Assim, Cotijuba tem suas maiores relações com a metrópole intensificadas mais tardiamente. De acordo com Huffner (2011), na década de 50 a ilha já apresentava maior ocupação a partir de loteamentos realizados como curral eleitoral para os apoiadores do governo de Alexandre Zacarias de Assumpção (1951-1956). Na década de 1980, após o desligamento da colônia penal, a ocupação desordenada passa a ser intensificada e tem-se o início da atividade turística na ilha. Contudo, é a partir da implantação da linha fluvial, que facilita o acesso da população da metrópole, que Cotijuba vivencia maiores reestruturações em seu espaço, a partir de uma realidade mais urbana. Silva (2001), ao analisar os dois primeiros meses após a criação da linha fluvial:

verifica-se um crescimento exorbitante no número de visitantes. Segundo dados da CTbel (Companhia de Transporte do Município de Belém), houve um incremento de cerca de 200%, sem considerar as pessoas que chegavam à Ilha através dos barcos da ABIC- Associação dos Barqueiros da Ilha de Cotijuba. Estima-se que, em novembro de 1994, aproximadamente 20 mil pessoas visitaram Cotijuba (Silva, 2001, p. 20).

O processo de ocupação da ilha de Cotijuba também obteve maior intensidade após a implantação da rede elétrica (2005) quando as visitações à ilha passam a intensificar e o processo de ocupação e compra de terrenos para construção de casas de veraneio, o chamado turismo de segunda residência, cresce em grande medida. No Quadro 1 observa-se uma tentativa de periodização dos principais acontecimentos ocorridos na ilha que obtiveram importantes influências em sua ocupação.

Quadro 1
Cronologia da ocupação da Ilha de Cotijuba

Elaborado pelas autoras

É importante ressaltar que, de acordo com o quadro a cima, a partir da década de 1980, houve implementações de equipamentos urbanos gerenciadas pelo poder público , demonstrando assim o espraiamento do tecido urbano e as modificações na configuração espacial da ilha. Diante de uma melhor facilidade de acesso e de maiores ofertas de serviços de cunho urbano, a ilha passa por inúmeras modificações socioespaciais. Estas modificações são intensificadas pelo aumento progressivo da atividade turística e pela substituição, em grande medida de modo de produção agrícola e da pesca, o que configura as populações tradicionais ilhéus pela atividade de serviços com uma dependência maior da atividade turística.

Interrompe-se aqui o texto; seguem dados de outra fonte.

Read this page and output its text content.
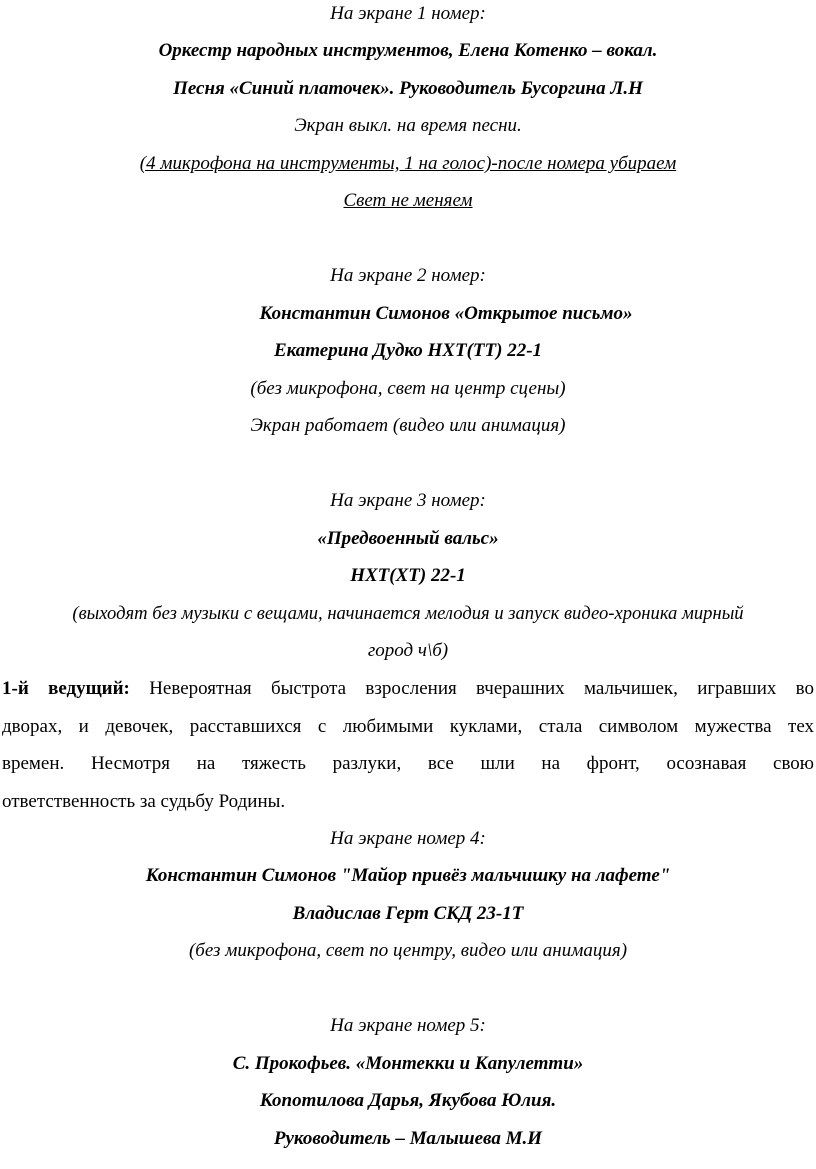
На экране 1 номер:
Оркестр народных инструментов, Елена Котенко – вокал.
Песня «Синий платочек». Руководитель Бусоргина Л.Н
Экран выкл. на время песни.
(4 микрофона на инструменты, 1 на голос)-после номера убираем
Свет не меняем
На экране 2 номер:
Константин Симонов «Открытое письмо»
Екатерина Дудко НХТ(ТТ) 22-1
(без микрофона, свет на центр сцены)
Экран работает (видео или анимация)
На экране 3 номер:
«Предвоенный вальс»
НХТ(ХТ) 22-1
(выходят без музыки с вещами, начинается мелодия и запуск видео-хроника мирный
город ч\б)
1-й ведущий: Невероятная быстрота взросления вчерашних мальчишек, игравших во
дворах, и девочек, расставшихся с любимыми куклами, стала символом мужества тех
времен. Несмотря на тяжесть разлуки, все шли на фронт, осознавая свою
ответственность за судьбу Родины.
На экране номер 4:
Константин Симонов "Майор привёз мальчишку на лафете"
Владислав Герт СКД 23-1Т
(без микрофона, свет по центру, видео или анимация)
На экране номер 5:
С. Прокофьев. «Монтекки и Капулетти»
Копотилова Дарья, Якубова Юлия.
Руководитель – Малышева М.И
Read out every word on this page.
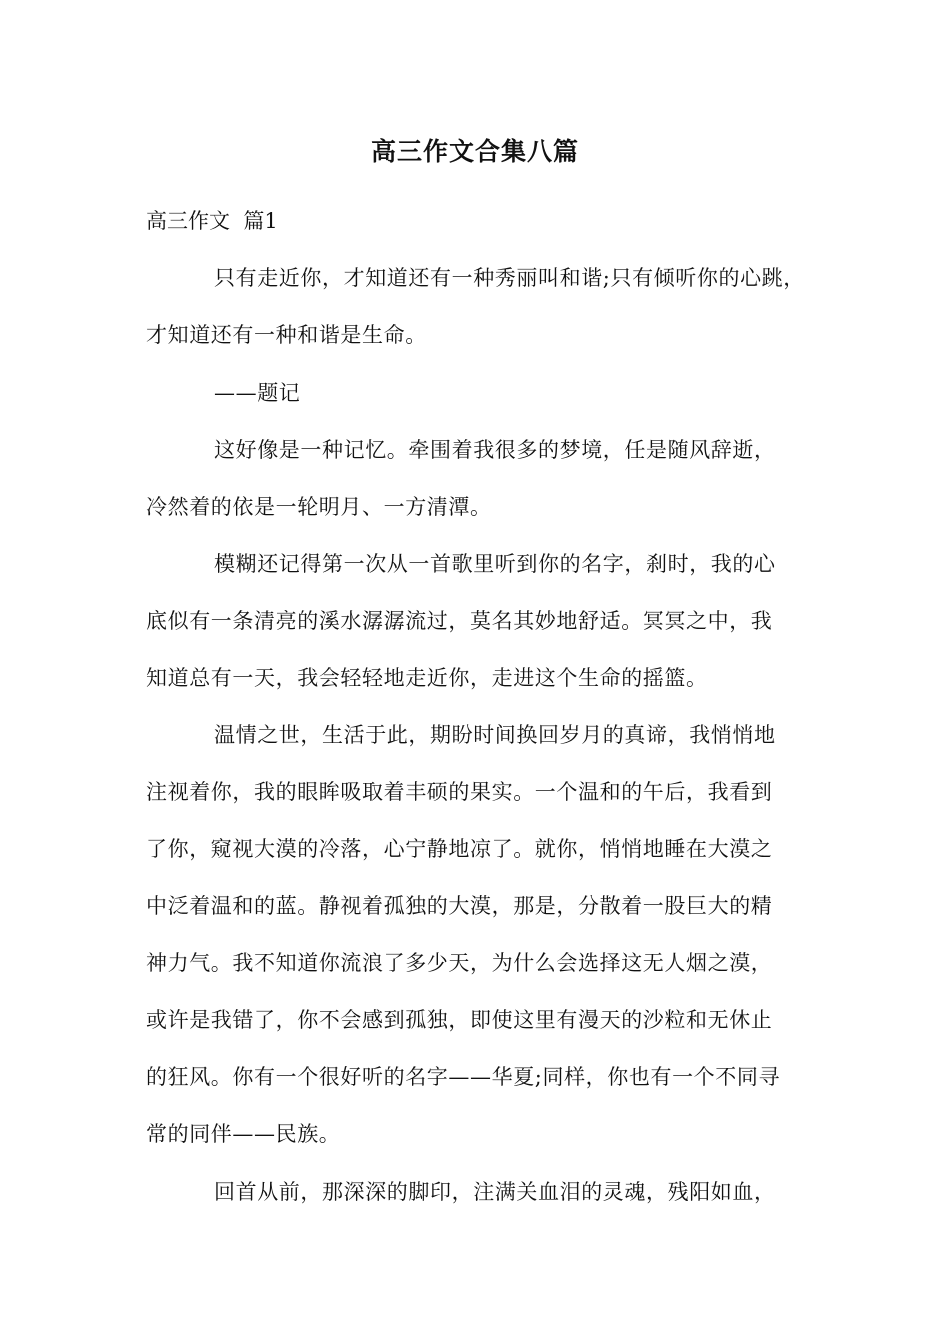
高三作文合集八篇
高三作文  篇1
只有走近你，才知道还有一种秀丽叫和谐;只有倾听你的心跳，
才知道还有一种和谐是生命。
——题记
这好像是一种记忆。牵围着我很多的梦境，任是随风辞逝，
冷然着的依是一轮明月、一方清潭。
模糊还记得第一次从一首歌里听到你的名字，刹时，我的心
底似有一条清亮的溪水潺潺流过，莫名其妙地舒适。冥冥之中，我
知道总有一天，我会轻轻地走近你，走进这个生命的摇篮。
温情之世，生活于此，期盼时间换回岁月的真谛，我悄悄地
注视着你，我的眼眸吸取着丰硕的果实。一个温和的午后，我看到
了你，窥视大漠的冷落，心宁静地凉了。就你，悄悄地睡在大漠之
中泛着温和的蓝。静视着孤独的大漠，那是，分散着一股巨大的精
神力气。我不知道你流浪了多少天，为什么会选择这无人烟之漠，
或许是我错了，你不会感到孤独，即使这里有漫天的沙粒和无休止
的狂风。你有一个很好听的名字——华夏;同样，你也有一个不同寻
常的同伴——民族。
回首从前，那深深的脚印，注满关血泪的灵魂，残阳如血，
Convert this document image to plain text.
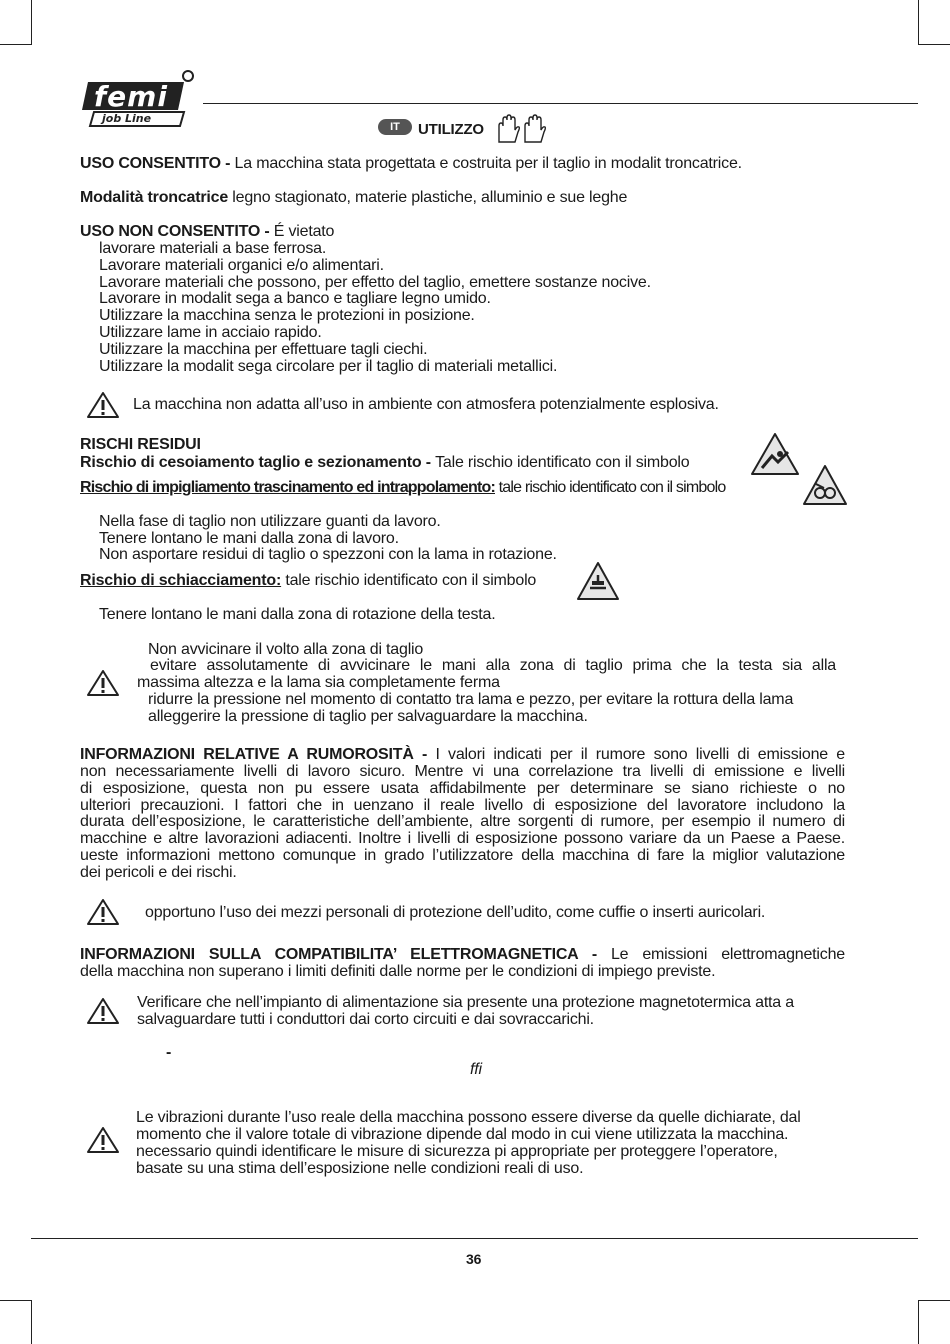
femi
job Line
IT	UTILIZZO
USO CONSENTITO - La macchina stata progettata e costruita per il taglio in modalit troncatrice.
Modalità troncatrice legno stagionato, materie plastiche, alluminio e sue leghe
USO NON CONSENTITO - É vietato
lavorare materiali a base ferrosa.
Lavorare materiali organici e/o alimentari.
Lavorare materiali che possono, per effetto del taglio, emettere sostanze nocive.
Lavorare in modalit sega a banco e tagliare legno umido.
Utilizzare la macchina senza le protezioni in posizione.
Utilizzare lame in acciaio rapido.
Utilizzare la macchina per effettuare tagli ciechi.
Utilizzare la modalit sega circolare per il taglio di materiali metallici.
La macchina non adatta all’uso in ambiente con atmosfera potenzialmente esplosiva.
RISCHI RESIDUI
Rischio di cesoiamento taglio e sezionamento - Tale rischio identificato con il simbolo
Rischio di impigliamento trascinamento ed intrappolamento: tale rischio identificato con il simbolo
Nella fase di taglio non utilizzare guanti da lavoro.
Tenere lontano le mani dalla zona di lavoro.
Non asportare residui di taglio o spezzoni con la lama in rotazione.
Rischio di schiacciamento: tale rischio identificato con il simbolo
Tenere lontano le mani dalla zona di rotazione della testa.
Non avvicinare il volto alla zona di taglio
evitare assolutamente di avvicinare le mani alla zona di taglio prima che la testa sia alla
massima altezza e la lama sia completamente ferma
ridurre la pressione nel momento di contatto tra lama e pezzo, per evitare la rottura della lama
alleggerire la pressione di taglio per salvaguardare la macchina.
INFORMAZIONI RELATIVE A RUMOROSITÀ - I valori indicati per il rumore sono livelli di emissione e
non necessariamente livelli di lavoro sicuro. Mentre vi una correlazione tra livelli di emissione e livelli
di esposizione, questa non pu essere usata affidabilmente per determinare se siano richieste o no
ulteriori precauzioni. I fattori che in uenzano il reale livello di esposizione del lavoratore includono la
durata dell’esposizione, le caratteristiche dell’ambiente, altre sorgenti di rumore, per esempio il numero di
macchine e altre lavorazioni adiacenti. Inoltre i livelli di esposizione possono variare da un Paese a Paese.
ueste informazioni mettono comunque in grado l’utilizzatore della macchina di fare la miglior valutazione
dei pericoli e dei rischi.
opportuno l’uso dei mezzi personali di protezione dell’udito, come cuffie o inserti auricolari.
INFORMAZIONI SULLA COMPATIBILITA’ ELETTROMAGNETICA - Le emissioni elettromagnetiche
della macchina non superano i limiti definiti dalle norme per le condizioni di impiego previste.
Verificare che nell’impianto di alimentazione sia presente una protezione magnetotermica atta a
salvaguardare tutti i conduttori dai corto circuiti e dai sovraccarichi.
-
ffi
Le vibrazioni durante l’uso reale della macchina possono essere diverse da quelle dichiarate, dal
momento che il valore totale di vibrazione dipende dal modo in cui viene utilizzata la macchina.
necessario quindi identificare le misure di sicurezza pi appropriate per proteggere l’operatore,
basate su una stima dell’esposizione nelle condizioni reali di uso.
36
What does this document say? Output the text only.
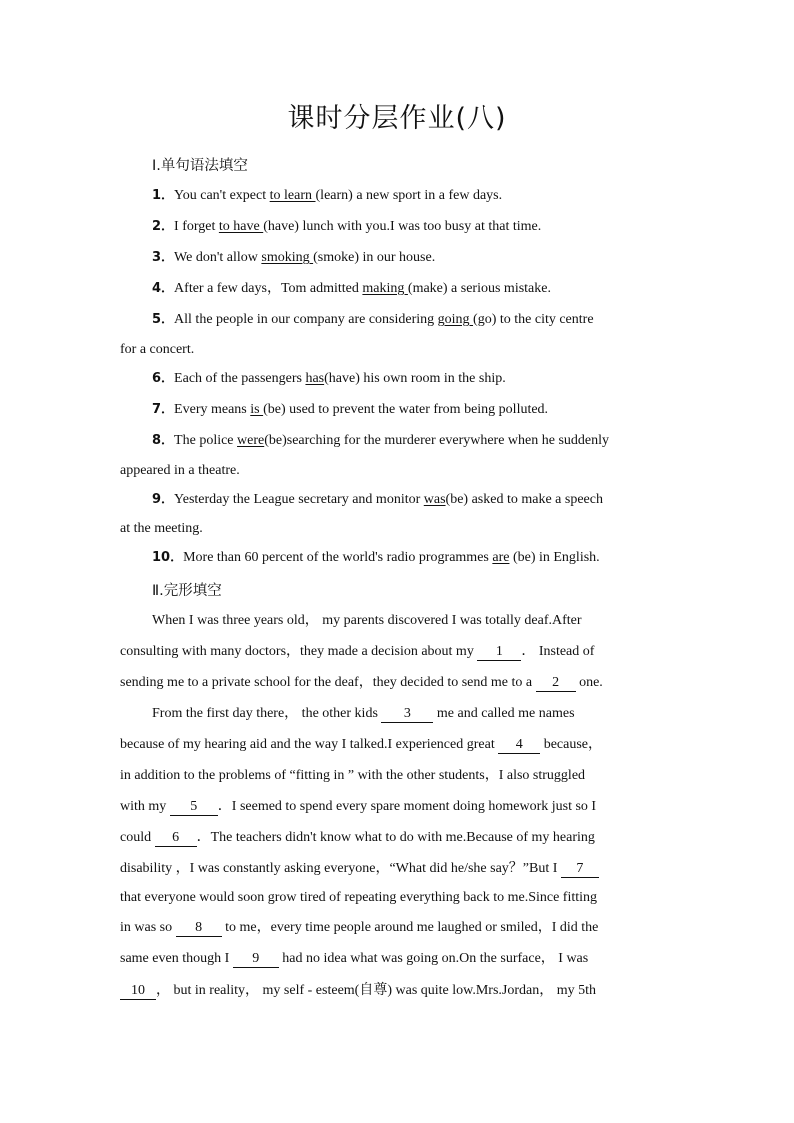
课时分层作业(八)
Ⅰ.单句语法填空
1．You can't expect to learn (learn) a new sport in a few days.
2．I forget to have (have) lunch with you.I was too busy at that time.
3．We don't allow smoking (smoke) in our house.
4．After a few days，Tom admitted making (make) a serious mistake.
5．All the people in our company are considering going (go) to the city centre
for a concert.
6．Each of the passengers has(have) his own room in the ship.
7．Every means is (be) used to prevent the water from being polluted.
8．The police were(be)searching for the murderer everywhere when he suddenly
appeared in a theatre.
9．Yesterday the League secretary and monitor was(be) asked to make a speech
at the meeting.
10．More than 60 percent of the world's radio programmes are (be) in English.
Ⅱ.完形填空
When I was three years old， my parents discovered I was totally deaf.After
consulting with many doctors，they made a decision about my 1 ． Instead of
sending me to a private school for the deaf，they decided to send me to a 2 one.
From the first day there， the other kids 3 me and called me names
because of my hearing aid and the way I talked.I experienced great 4 because，
in addition to the problems of “fitting in ” with the other students，I also struggled
with my 5 ．I seemed to spend every spare moment doing homework just so I
could 6 ．The teachers didn't know what to do with me.Because of my hearing
disability ，I was constantly asking everyone，“What did he/she say？”But I 7
that everyone would soon grow tired of repeating everything back to me.Since fitting
in was so 8 to me，every time people around me laughed or smiled，I did the
same even though I 9 had no idea what was going on.On the surface， I was
10 ， but in reality， my self - esteem(自尊) was quite low.Mrs.Jordan， my 5th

3. A questão do turismo em Cotijuba: mudanças, permanências e (co)existências no cotidiano ilhéu

De acordo com a Organização Mundial de Turismo – OMT, turismo é a atividade de um viajante, com pernoite, fora do seu entorno habitual. Mas como então caracterizar aqueles moradores de Belém que viajam para Cotijuba, há 40 minutos do continente? Ao analisar tais questões para a ilha de Cotijuba, essa sempre se torna uma das questões mais conflitantes na discussão. No entanto, entende-se aqui neste trabalho que a vivência de quem viaja é o que o faz turista ou não., configurando, assim, no que se entende por “turismo de excursionismo”, em que se passa menos de 24 horas no destino. Isso porque, mesmo sabendo que Cotijuba faz parte de Belém, as relações trocadas entre os que vem de Cotijuba para Belém é demasiadamente diferenciada daqueles que visitam a ilha. Nesse sentido, concordamos com Ribeiro (2007), pois

Os objetivos das organizações oficiais do turismo, como a OMT, dizem respeito à construção de estatística que confiram bases à promoção econômica do turismo acabando por se distanciar dos objetivos de compreensão do fenômeno dispensados pelas ciências dedicadas às problemáticas da vida social. O excursionismo sendo uma prática condicionada a viagem, objetivando o desenvolvimento de atividades de lazer e com a clara intenção de retorno não pode deixar de ser incluso entre as práticas turísticas (Ribeiro, 2007, p. 48).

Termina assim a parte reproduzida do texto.